= Pecan bacterial leaf scorch =

Bacterial disease of pecan trees

Pecan bacterial leaf scorch is a disease of the pecan tree that is common throughout the production regions of the United States caused by the pathogenic bacterium Xylella fastidiosa subsp. multiplex. The pathogen was initially discovered to be coincidentally associated with symptoms of pecan fungal leaf scorch in 1998 and has subsequently been found to be endemic in the southeastern United States, as well as Arizona, California, and New Mexico.

==Host and symptoms==
Research has so far been identified in 30 cultivars of pecan that are susceptible to pecan bacterial leaf scorch. Some varieties appear to be more highly susceptible to infection than others and no resistant varieties have yet been identified.

Symptoms of pecan bacterial leaf scorch become apparent in late spring, with browning and necrosis of terminal leaflets. These symptoms can be confined to the leaves on one side of a shoot and may be present on all or some of the leaflets. As summer progresses, symptomatic leaflets eventually abscise, leaving behind the rachis, which too eventually falls from the plant. Symptoms can be confined to single or multiple branches, but over multiple years will spread throughout the plant. While the symptoms do not kill the trees, the weakened health leads to reduced yields over time. There are other causes of similar symptoms, such as pecan scorch mites and drought stress, thus a laboratory analysis is recommended when diagnosing the disease.

==Disease cycle==
Owing to the common cultivation practice of grafting, Xylella fastidiosa often spreads into new orchards through the grafting of infected scion material on clean rootstocks or through infected rootstocks. Additionally, the disease is known to be vectored by certain insects. Thus far, three leafhoppers and two spittlebugs have been shown capable of transmitting the bacteria to pecan, with glassy-winged sharpshooters and adult pecan spittlebugs believed to be the primary vectors responsible for its spread.

==Management==
The primary management strategy for disease mitigation is to ensure that new orchards are planted with non-infected plants, in order to reduce the initial inoculum that can be spread by insect vectors. This can be facilitated by closely examining nursery trees the summer before transplanting, to confirm that they are asymptomatic for the disease. Additionally, a hot water treatment of the scion material just prior to grafting, has been demonstrated to eliminate the pathogen with a 97% success rate. Given the delayed nature of symptom development, this practice is recommended to reduce the odds of inadvertent graft transmission of the bacteria.

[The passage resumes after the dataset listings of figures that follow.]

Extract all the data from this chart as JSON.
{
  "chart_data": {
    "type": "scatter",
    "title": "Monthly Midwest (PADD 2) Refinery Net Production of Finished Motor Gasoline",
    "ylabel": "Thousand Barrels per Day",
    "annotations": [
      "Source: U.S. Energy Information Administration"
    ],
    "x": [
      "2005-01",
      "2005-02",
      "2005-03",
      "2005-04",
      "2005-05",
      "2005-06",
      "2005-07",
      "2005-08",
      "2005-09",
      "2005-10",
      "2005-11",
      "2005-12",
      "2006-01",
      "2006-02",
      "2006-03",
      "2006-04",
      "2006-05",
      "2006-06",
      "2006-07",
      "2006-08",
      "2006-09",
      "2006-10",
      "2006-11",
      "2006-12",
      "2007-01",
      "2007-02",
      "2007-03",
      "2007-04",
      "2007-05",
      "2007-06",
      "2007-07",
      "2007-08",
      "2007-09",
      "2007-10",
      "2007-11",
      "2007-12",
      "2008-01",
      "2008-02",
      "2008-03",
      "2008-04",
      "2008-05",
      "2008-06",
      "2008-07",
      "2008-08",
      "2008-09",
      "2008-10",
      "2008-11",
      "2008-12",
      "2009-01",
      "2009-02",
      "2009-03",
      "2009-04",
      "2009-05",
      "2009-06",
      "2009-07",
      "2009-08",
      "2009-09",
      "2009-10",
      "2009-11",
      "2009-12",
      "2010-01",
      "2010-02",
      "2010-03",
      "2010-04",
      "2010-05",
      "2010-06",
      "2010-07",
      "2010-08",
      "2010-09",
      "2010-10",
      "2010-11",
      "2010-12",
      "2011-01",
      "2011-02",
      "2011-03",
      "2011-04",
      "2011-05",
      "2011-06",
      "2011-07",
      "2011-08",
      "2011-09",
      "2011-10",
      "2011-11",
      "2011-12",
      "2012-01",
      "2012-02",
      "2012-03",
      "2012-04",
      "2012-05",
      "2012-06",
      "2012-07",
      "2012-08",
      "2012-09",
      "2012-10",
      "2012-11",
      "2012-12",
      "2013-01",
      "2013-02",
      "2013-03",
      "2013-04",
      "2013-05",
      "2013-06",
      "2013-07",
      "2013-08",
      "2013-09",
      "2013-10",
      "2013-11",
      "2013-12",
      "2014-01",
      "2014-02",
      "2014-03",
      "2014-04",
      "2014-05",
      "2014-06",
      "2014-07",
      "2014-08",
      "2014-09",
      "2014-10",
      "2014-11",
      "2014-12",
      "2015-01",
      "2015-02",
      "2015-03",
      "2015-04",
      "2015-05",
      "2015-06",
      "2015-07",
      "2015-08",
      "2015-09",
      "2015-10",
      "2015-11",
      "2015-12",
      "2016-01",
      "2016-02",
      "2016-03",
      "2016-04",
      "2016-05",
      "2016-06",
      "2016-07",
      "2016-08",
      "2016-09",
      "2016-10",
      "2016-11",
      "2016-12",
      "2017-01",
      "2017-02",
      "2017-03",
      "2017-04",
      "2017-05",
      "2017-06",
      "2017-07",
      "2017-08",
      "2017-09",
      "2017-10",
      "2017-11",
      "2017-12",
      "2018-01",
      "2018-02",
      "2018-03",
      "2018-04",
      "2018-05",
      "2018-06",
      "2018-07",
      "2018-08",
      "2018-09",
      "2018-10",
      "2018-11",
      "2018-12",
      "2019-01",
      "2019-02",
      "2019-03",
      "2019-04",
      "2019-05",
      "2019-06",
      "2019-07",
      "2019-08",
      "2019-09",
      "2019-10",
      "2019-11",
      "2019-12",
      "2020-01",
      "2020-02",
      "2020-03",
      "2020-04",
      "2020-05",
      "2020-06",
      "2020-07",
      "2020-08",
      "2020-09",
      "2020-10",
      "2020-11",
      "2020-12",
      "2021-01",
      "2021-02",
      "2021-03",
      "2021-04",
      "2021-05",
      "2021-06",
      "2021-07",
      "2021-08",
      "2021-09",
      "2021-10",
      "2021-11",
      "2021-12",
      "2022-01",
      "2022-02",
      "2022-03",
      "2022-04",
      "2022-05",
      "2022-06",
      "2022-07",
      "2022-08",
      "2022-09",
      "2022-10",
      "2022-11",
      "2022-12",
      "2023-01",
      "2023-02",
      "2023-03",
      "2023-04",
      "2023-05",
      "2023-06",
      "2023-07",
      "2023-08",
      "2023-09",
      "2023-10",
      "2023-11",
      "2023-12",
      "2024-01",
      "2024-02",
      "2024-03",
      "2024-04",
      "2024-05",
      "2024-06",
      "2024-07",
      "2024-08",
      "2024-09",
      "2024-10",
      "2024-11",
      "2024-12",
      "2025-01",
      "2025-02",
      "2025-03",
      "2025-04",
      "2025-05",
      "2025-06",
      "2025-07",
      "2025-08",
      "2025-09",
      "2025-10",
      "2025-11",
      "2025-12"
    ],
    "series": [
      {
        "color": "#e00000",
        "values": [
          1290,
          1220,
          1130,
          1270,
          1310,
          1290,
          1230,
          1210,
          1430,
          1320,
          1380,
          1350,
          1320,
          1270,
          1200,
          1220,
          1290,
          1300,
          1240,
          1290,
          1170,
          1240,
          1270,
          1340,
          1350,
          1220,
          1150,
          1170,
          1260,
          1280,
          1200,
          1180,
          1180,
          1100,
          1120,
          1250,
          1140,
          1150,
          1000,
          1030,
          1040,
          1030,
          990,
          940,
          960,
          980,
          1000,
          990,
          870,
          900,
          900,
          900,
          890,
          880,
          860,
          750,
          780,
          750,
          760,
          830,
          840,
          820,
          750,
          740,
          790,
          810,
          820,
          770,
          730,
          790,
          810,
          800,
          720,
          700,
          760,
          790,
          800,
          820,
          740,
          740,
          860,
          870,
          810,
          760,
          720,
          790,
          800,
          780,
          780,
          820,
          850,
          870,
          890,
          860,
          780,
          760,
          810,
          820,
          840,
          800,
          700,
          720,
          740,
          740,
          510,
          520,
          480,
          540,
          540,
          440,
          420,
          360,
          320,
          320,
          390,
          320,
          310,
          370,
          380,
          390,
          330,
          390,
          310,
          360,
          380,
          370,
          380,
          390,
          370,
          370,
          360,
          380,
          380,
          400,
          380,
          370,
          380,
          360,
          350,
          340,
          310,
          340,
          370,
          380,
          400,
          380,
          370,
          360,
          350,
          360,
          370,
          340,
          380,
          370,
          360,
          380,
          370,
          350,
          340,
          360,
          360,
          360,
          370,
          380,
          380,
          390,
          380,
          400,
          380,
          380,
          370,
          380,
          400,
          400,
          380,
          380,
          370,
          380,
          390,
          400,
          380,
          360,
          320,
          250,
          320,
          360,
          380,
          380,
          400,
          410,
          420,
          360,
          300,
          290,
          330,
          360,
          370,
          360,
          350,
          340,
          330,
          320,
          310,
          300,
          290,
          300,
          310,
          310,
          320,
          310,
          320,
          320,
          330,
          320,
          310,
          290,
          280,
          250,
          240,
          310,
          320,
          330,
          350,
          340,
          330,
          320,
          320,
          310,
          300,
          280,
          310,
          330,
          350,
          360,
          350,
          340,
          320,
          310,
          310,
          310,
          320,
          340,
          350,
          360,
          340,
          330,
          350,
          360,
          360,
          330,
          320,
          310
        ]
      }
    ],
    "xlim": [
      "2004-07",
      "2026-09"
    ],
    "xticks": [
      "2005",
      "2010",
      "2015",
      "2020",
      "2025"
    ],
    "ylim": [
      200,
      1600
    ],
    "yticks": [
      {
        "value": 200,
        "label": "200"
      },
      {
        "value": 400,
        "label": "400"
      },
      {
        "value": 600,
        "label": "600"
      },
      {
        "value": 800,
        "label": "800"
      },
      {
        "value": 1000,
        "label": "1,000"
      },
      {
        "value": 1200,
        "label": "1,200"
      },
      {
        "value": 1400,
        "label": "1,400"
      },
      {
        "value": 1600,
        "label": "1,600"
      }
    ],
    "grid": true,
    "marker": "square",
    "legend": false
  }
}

In the event of symptom development in an orchard, infected trees can have limbs and branches pruned to eliminate the disease. It is recommended that this practice be carried out as soon as possible, cutting several feet behind the symptomatic areas. This technique is only recommended for the initial infections in an orchard, on trees displaying terminal symptoms (i.e. far from the trunk), and is not guaranteed to eliminate the pathogen. A better method is to remove the tree entirely from the orchard.

Another management technique is to reduce the number of insect vector carrying the disease. Known insect vectors can be monitored through yellow sticky cards or traps, and when populations are sufficiently high, insecticide sprays can be commenced to reduce the chance of disease spread. Additionally, pecan orchards can be deliberately planted away from habitat favored by the glassy-winged sharpshooter, e.g. citrus, peach, and grape orchards, to reduce populations of the disease vectors.